Zweitens erwartete die neue wirtschaftliche Führungsschicht immer neue und satte staatliche Aufträge. Und drittens erforderte der Anschluss an die EU eine nicht geringe Aufstockung der Zahl der Beamten. All dies führte zur Herausbildung einer neuen, teils überflüssigen wuchernden staatlichen Bürokratie und, in Folge der Parteibindung vieler Großunternehmen, unvermeidlich zu florierender Korruption.

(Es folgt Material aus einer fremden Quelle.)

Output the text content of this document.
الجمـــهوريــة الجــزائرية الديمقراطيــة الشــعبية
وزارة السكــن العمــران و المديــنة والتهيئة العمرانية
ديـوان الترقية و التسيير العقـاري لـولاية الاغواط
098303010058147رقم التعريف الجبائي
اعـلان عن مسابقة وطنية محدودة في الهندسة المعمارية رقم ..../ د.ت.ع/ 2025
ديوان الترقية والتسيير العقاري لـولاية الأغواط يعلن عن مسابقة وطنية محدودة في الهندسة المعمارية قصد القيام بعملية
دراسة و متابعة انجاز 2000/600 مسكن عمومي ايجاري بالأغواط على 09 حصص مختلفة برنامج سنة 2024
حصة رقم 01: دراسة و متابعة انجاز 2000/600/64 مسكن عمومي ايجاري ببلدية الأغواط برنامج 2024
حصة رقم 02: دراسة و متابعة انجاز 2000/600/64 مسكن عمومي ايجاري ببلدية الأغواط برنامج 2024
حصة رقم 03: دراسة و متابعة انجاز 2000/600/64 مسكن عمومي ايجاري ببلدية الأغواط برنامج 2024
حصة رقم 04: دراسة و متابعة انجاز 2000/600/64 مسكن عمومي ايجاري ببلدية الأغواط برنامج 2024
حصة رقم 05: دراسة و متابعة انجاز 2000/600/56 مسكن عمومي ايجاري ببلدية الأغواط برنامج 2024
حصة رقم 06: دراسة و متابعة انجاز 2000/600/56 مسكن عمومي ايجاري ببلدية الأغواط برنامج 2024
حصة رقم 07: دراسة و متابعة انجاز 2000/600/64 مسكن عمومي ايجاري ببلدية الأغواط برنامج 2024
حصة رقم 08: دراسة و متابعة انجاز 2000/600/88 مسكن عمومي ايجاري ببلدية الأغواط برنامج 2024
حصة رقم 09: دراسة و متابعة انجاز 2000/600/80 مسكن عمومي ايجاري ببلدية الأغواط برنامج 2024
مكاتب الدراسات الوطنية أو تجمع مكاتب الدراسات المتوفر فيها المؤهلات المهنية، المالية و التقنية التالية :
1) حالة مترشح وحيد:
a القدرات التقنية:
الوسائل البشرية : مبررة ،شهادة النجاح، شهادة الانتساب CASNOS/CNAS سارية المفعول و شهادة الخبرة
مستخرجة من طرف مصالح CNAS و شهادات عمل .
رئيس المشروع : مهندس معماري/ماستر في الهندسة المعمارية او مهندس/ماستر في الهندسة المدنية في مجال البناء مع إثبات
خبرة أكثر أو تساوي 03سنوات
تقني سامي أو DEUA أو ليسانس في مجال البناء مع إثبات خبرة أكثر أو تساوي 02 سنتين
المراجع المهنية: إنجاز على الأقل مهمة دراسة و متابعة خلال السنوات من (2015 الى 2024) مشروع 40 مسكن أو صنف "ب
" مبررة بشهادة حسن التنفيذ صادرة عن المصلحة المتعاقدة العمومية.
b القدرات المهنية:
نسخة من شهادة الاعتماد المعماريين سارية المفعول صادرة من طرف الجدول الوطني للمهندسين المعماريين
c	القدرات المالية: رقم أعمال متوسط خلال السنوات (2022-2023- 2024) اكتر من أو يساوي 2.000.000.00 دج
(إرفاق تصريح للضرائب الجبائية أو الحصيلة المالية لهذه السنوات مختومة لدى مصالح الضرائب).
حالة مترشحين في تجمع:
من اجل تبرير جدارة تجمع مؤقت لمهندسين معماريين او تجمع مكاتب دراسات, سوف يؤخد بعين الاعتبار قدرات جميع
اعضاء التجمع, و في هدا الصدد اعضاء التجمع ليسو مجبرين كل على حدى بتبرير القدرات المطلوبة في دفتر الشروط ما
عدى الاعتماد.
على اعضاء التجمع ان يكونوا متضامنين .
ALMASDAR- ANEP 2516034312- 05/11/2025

All dies geschah größtenteils unter Regierungsbeteiligung der staatsfeindlich eingestellten Liberalen, die, statt sich um die Ursachen zu kümmern, munter weiterplapperten von der Überflüssigkeit des Staates. So sehen wir heute in Ungarn die sonst eher in Staaten des Südens anzutreffende Kombination von nahezu vollständiger wirtschaftlicher Entmachtung eines aufgeblähten, korrupten und unerträglich ineffizienten und bürgerfeindlichen Staates.

In engstem Zusammenhang mit allem, was bisher gesagt wurde, steht ein Phänomen, über das in Ungarn zur Zeit des Umbruchs wenig nachgedacht wurde, weil es als unbeeinflussbar und als Segen für die Menschheit galt: die Globalisierung. Erst um die Jahrtausendwende stellten zumindest einige kritische Intellektuelle öffentlich fest, dass mit der Globalisierung eigene Dilemmata verbunden sind. Nach dem Untergang der Sowjetunion trat die Globalisierung in Osteuropa eigentlich als unbeschränkte Offensive des ohne Rivalen gebliebenen Großkapitals auf den Plan. Mit Bitterkeit musste man nun feststellen, dass die so heiß ersehnten neukapitalistischen Gesellschaften im Osten zu einer Art Kolonialgebiet und Experimentierzone des globalen Kapitals geworden waren. Außerdem nutzen internationale Finanz- und Wirtschaftskräfte die osteuropäischen Neukapitalismen erfolgreich im Kampf gegen die Arbeiterschaft der Zentrumsländer und der osteuropäischen Länder. Wenn die Arbeiter in Deutschland oder in Ungarn irgendwelche sozialen Leistungen verlangen, kommt umgehend die Drohung der Unternehmen mit der Umsiedlung weiter nach Osten.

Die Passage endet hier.